Making a move is not offensive

I really hate when I’m out, attempting to make moves on a girl and one of her friends in the group who is lacking any stimulation or flirtation for the night hones in and decides to be the bearer of her own, conjured bad news.

“Yeah my friend isn’t interested, so you best step off” is something this person would likely say, taking all her pent-up, accumulated anger out on me for innocently showing genuine interest in her friend, who was otherwise receptive up until that point.

Maybe this is just a part of the “weeding out” process, like organic chemistry for those on the pre-med track, to see how I react under pressure, but somehow I doubt it- these women are loaded and ready for a fight over anything, even non-issues.

It hasn’t just happened to me either; I’ve seen it happen to other people in other settings.
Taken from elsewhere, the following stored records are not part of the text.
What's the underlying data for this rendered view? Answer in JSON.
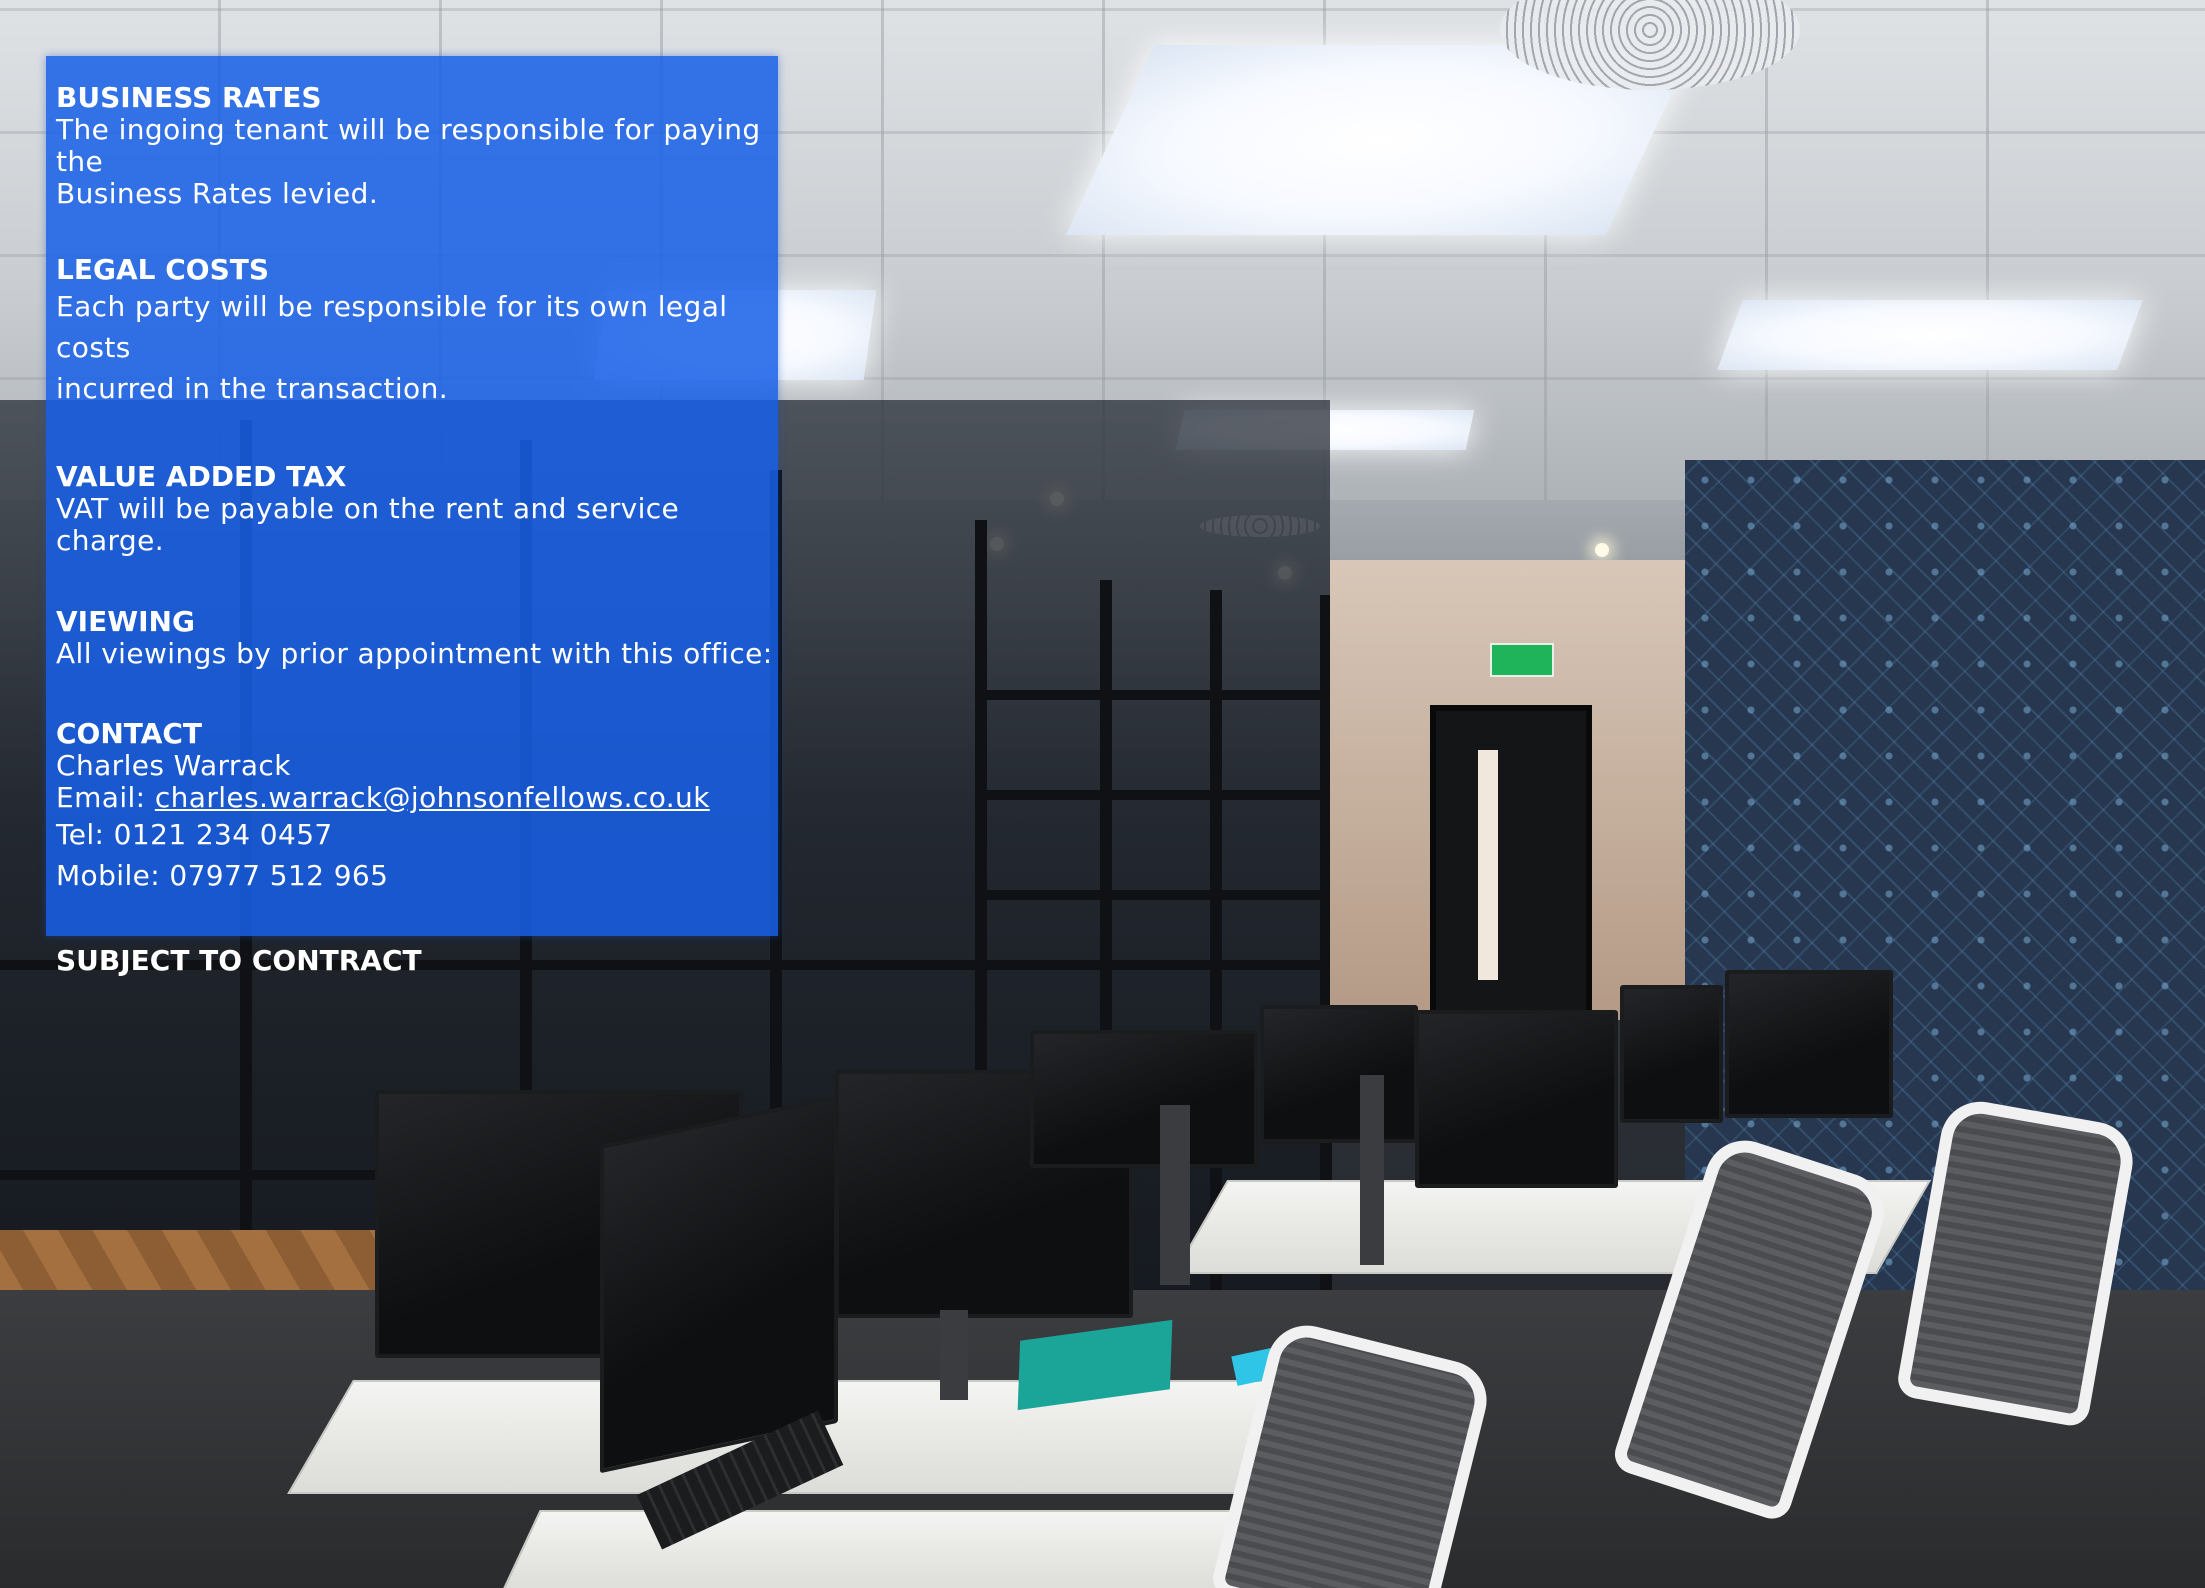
{
  "business_rates": {
    "heading": "BUSINESS RATES",
    "lines": [
      "The ingoing tenant will be responsible for paying the",
      "Business Rates levied."
    ]
  },
  "legal_costs": {
    "heading": "LEGAL COSTS",
    "lines": [
      "Each party will be responsible for its own legal costs",
      "incurred in the transaction."
    ]
  },
  "vat": {
    "heading": "VALUE ADDED TAX",
    "lines": [
      "VAT will be payable on the rent and service charge."
    ]
  },
  "viewing": {
    "heading": "VIEWING",
    "lines": [
      "All viewings by prior appointment with this office:"
    ]
  },
  "contact": {
    "heading": "CONTACT",
    "name": "Charles Warrack",
    "email_label": "Email: ",
    "email": "charles.warrack@johnsonfellows.co.uk",
    "tel": "Tel: 0121 234 0457",
    "mobile": "Mobile: 07977 512 965"
  },
  "footer": {
    "subject_to_contract": "SUBJECT TO CONTRACT"
  },
  "colors": {
    "panel_blue": "#1760e8",
    "text": "#ffffff"
  },
  "background_photo": {
    "description_icon": "office-photo"
  }
}
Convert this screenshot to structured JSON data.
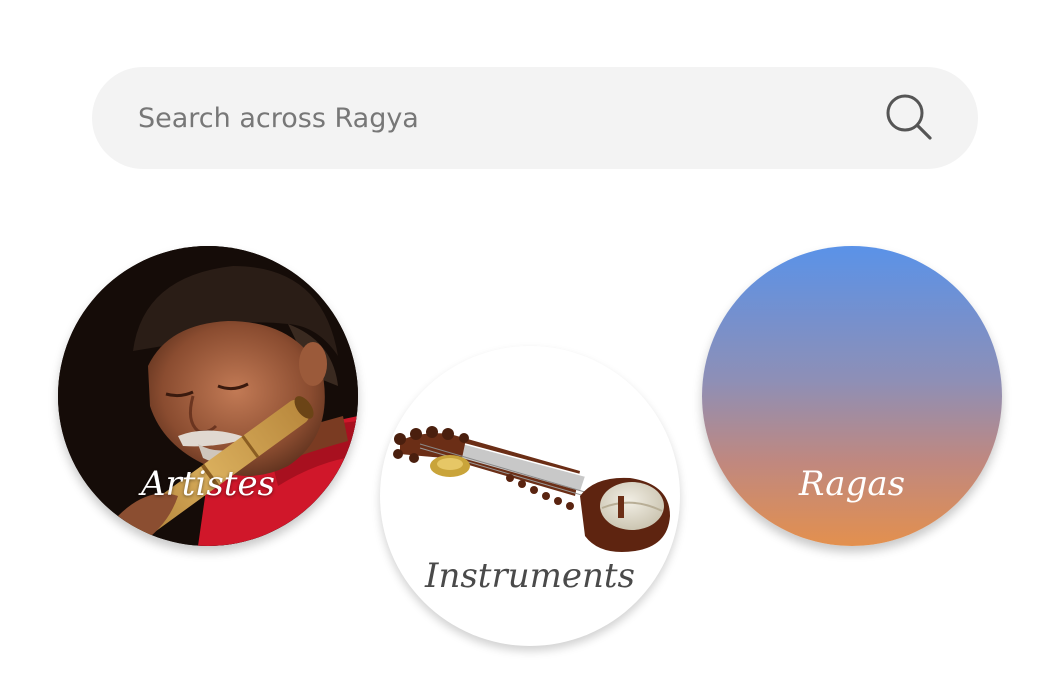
{
  "search": {
    "placeholder": "Search across Ragya",
    "icon": "search-icon"
  },
  "categories": [
    {
      "label": "Artistes",
      "image": "flute-player-photo"
    },
    {
      "label": "Instruments",
      "image": "sarod-instrument-photo"
    },
    {
      "label": "Ragas",
      "image": "gradient",
      "colors": [
        "#5a92e8",
        "#e3904e"
      ]
    }
  ],
  "colors": {
    "search_background": "#f3f3f3",
    "placeholder_text": "#777777",
    "instrument_label": "#4a4a4a"
  }
}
The person who lays into you is most likely just angry about not doing well in classes, not getting much attention, feels she is contributing to some delusional form of loyalty by being a cock block or a combination of all of the above.

But, if the girl really wasn’t interested, and her friend says it’s best to “step off,” why wouldn’t she just tell me herself or give some kind of hint through conversation or body language? These people on unneeded power trips need to be stopped before they isolate themselves from their friends and the opposite sex if it isn’t already too late. They’re dangerously infectious too, because if people start doing this and see it’s effective as a form of displacement (a punching bag tactic), others who are having an off night might try it out, and find one can be successful at telling off the wrong people for the wrong reasons. This usually results in some erroneous and sickeningly cathartic feeling.

Also, I never knew it was so offensive to flirt with somebody’s friends. You’d think it would actually be a high form of honor that I have deemed her acquaintances worthy of the flirty fight. So next time, you’re right, I will “step off,” and instead of being nice to a group of your friends, I should be outrageously crude, and act as a ‘roid-raging drinking machine who belches in your face and farts in the presence of women. By your reversed logic, that would be a gracious act of kindness.